Cómo escuchar que el tiempo se detuvo

13.07.2020

    Fotografía de Brenda Guardado 


Por Andrea Luna


La llegada de un auto viejo a la colonia y el inminente divorcio de mi hermana mayor, fue presagio de que algo estaba por detenerse. El molesto ruido del motor, aunado a los gritos del hombre que se dice mi vecino, consumieron la tranquilidad de una de las pocas noches habituales que me quedaban. Mi hermana llegó minutos después, con algunas maletas cargando, dos niños y lágrimas en los ojos.

Intenté relajar el ambiente, encendiendo el televisor. Aún recuerdo haber puesto en vídeo un top de sucesos con el título de "virus letal" que estaba aconteciendo en un lugar -hasta entonces- ajeno al mío.

Comencé a preocuparme por la pandemia en días posteriores, aunque la esperanza de pasar inadvertidos ante la enfermedad creciente, me era viable.

Los altos índices de violencia en el país, pobreza e injusticias, fungían en la mente como una serie de acontecimientos a los que no debía sumarse una desgracia más. Eso sin contar las dificultades familiares que seguían en puerta.

Estaba equivocada. COVID e incertidumbre se colaron por todos los rincones. En un mundo lleno de preguntas con pocas respuestas, todos deseábamos la culminación de un mal sueño.

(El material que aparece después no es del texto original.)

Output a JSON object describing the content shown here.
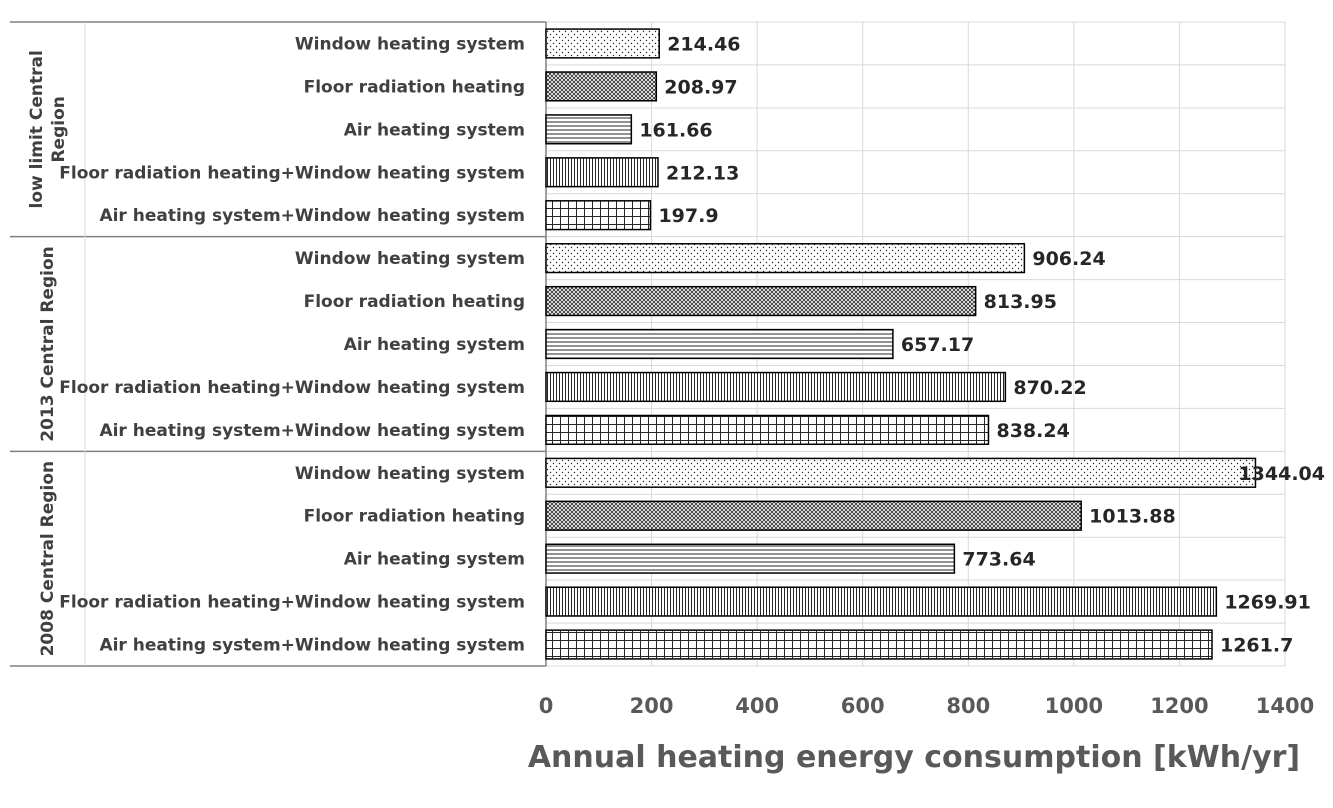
{
  "chart_data": {
    "type": "bar",
    "orientation": "horizontal",
    "xlabel": "Annual heating energy consumption [kWh/yr]",
    "xlim": [
      0,
      1400
    ],
    "xticks": [
      0,
      200,
      400,
      600,
      800,
      1000,
      1200,
      1400
    ],
    "grid": true,
    "groups": [
      {
        "name": "low limit Central Region",
        "name_lines": [
          "low limit Central",
          "Region"
        ],
        "bars": [
          {
            "label": "Window heating system",
            "value": 214.46,
            "value_label": "214.46",
            "pattern": "dots"
          },
          {
            "label": "Floor radiation heating",
            "value": 208.97,
            "value_label": "208.97",
            "pattern": "crosshatch"
          },
          {
            "label": "Air heating system",
            "value": 161.66,
            "value_label": "161.66",
            "pattern": "hlines"
          },
          {
            "label": "Floor radiation heating+Window heating system",
            "value": 212.13,
            "value_label": "212.13",
            "pattern": "vlines"
          },
          {
            "label": "Air heating system+Window heating system",
            "value": 197.9,
            "value_label": "197.9",
            "pattern": "grid"
          }
        ]
      },
      {
        "name": "2013 Central Region",
        "name_lines": [
          "2013 Central Region"
        ],
        "bars": [
          {
            "label": "Window heating system",
            "value": 906.24,
            "value_label": "906.24",
            "pattern": "dots"
          },
          {
            "label": "Floor radiation heating",
            "value": 813.95,
            "value_label": "813.95",
            "pattern": "crosshatch"
          },
          {
            "label": "Air heating system",
            "value": 657.17,
            "value_label": "657.17",
            "pattern": "hlines"
          },
          {
            "label": "Floor radiation heating+Window heating system",
            "value": 870.22,
            "value_label": "870.22",
            "pattern": "vlines"
          },
          {
            "label": "Air heating system+Window heating system",
            "value": 838.24,
            "value_label": "838.24",
            "pattern": "grid"
          }
        ]
      },
      {
        "name": "2008 Central Region",
        "name_lines": [
          "2008 Central Region"
        ],
        "bars": [
          {
            "label": "Window heating system",
            "value": 1344.04,
            "value_label": "1344.04",
            "pattern": "dots"
          },
          {
            "label": "Floor radiation heating",
            "value": 1013.88,
            "value_label": "1013.88",
            "pattern": "crosshatch"
          },
          {
            "label": "Air heating system",
            "value": 773.64,
            "value_label": "773.64",
            "pattern": "hlines"
          },
          {
            "label": "Floor radiation heating+Window heating system",
            "value": 1269.91,
            "value_label": "1269.91",
            "pattern": "vlines"
          },
          {
            "label": "Air heating system+Window heating system",
            "value": 1261.7,
            "value_label": "1261.7",
            "pattern": "grid"
          }
        ]
      }
    ],
    "colors": {
      "bar_stroke": "#000000",
      "pattern": "#262626",
      "grid": "#d9d9d9",
      "axis": "#808080"
    }
  }
}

Pero no fue así.

Meses después, sigo sentada frente al monitor de la vieja computadora de escritorio, preguntándome si el trabajo realizado será retribuido a tiempo y así, sobrellevar los gastos.

Termino la faena pendiente. Ensimismada, me sorprendo tarareando una canción de la que hace unos momentos, días o semanas -ya no importa- ignoraba la melodía; tal vez, en un intento de ocultar las preocupaciones.

El desvío ininterrumpido de pensamientos, me hace recordar haber tenido control sobre el tiempo, con solo doblar el brazo izquierdo y mirar de reojo los números grabados en la circunferencia blanca. Dicha hazaña constituía la seguridad de seguir en existencia.

Con el ajetreo rondándome, prefería mantener sujeto a mi muñeca el objeto de finas manecillas con extensibles metálicos.

Ahora que los días se desdibujan en confinamiento, el reloj yace postrado en la mesita de noche, como parte del rompecabezas que hay en la superficie.

Me resulta inevitable no escuchar el segundero por la madrugada. Una vez que el miedo se apodera de la habitación y las ojeras comienzan a crecer como surcos en el rostro, el tic tac se clava lentamente hasta las entrañas.

Observarlo al amanecer, es recordatorio de que algo importante estuvo ahí, aunque ahora se desvanezca entre los dedos.

La paradoja de Schrödinger se presenta más aterradora ante los acontecimientos recientes. Inclinarse hacia alguna de las opciones, con el felino dentro, es similar a deambular en el limbo terrenal, donde el tiempo no se percibe en términos conocidos.

Existo pero no existo. El flujo de ideas se estanca en la frase que destaco en voz alta.

Nunca fui, no soy, no seré. Desconozco el dictamen que antes ofrecía ante mí, multiplicidad de opciones. Buenas o malas.

Creía saber el funcionamiento de quedarnos en un solo sitio, de salir con precaución al trabajo o alejarse, sin saber lo que implicaba realmente. La clepsidra se desestabilizó y nosotros con ella.

En ocasiones, soy recolectora de la rutina, que apilo sin filtros. La vivencia de la "nueva normalidad" propicia agujeros, de los cuales, entendemos nada, y yo, me mantengo días seguidos sin dormir, gracias al segundero que late incansable.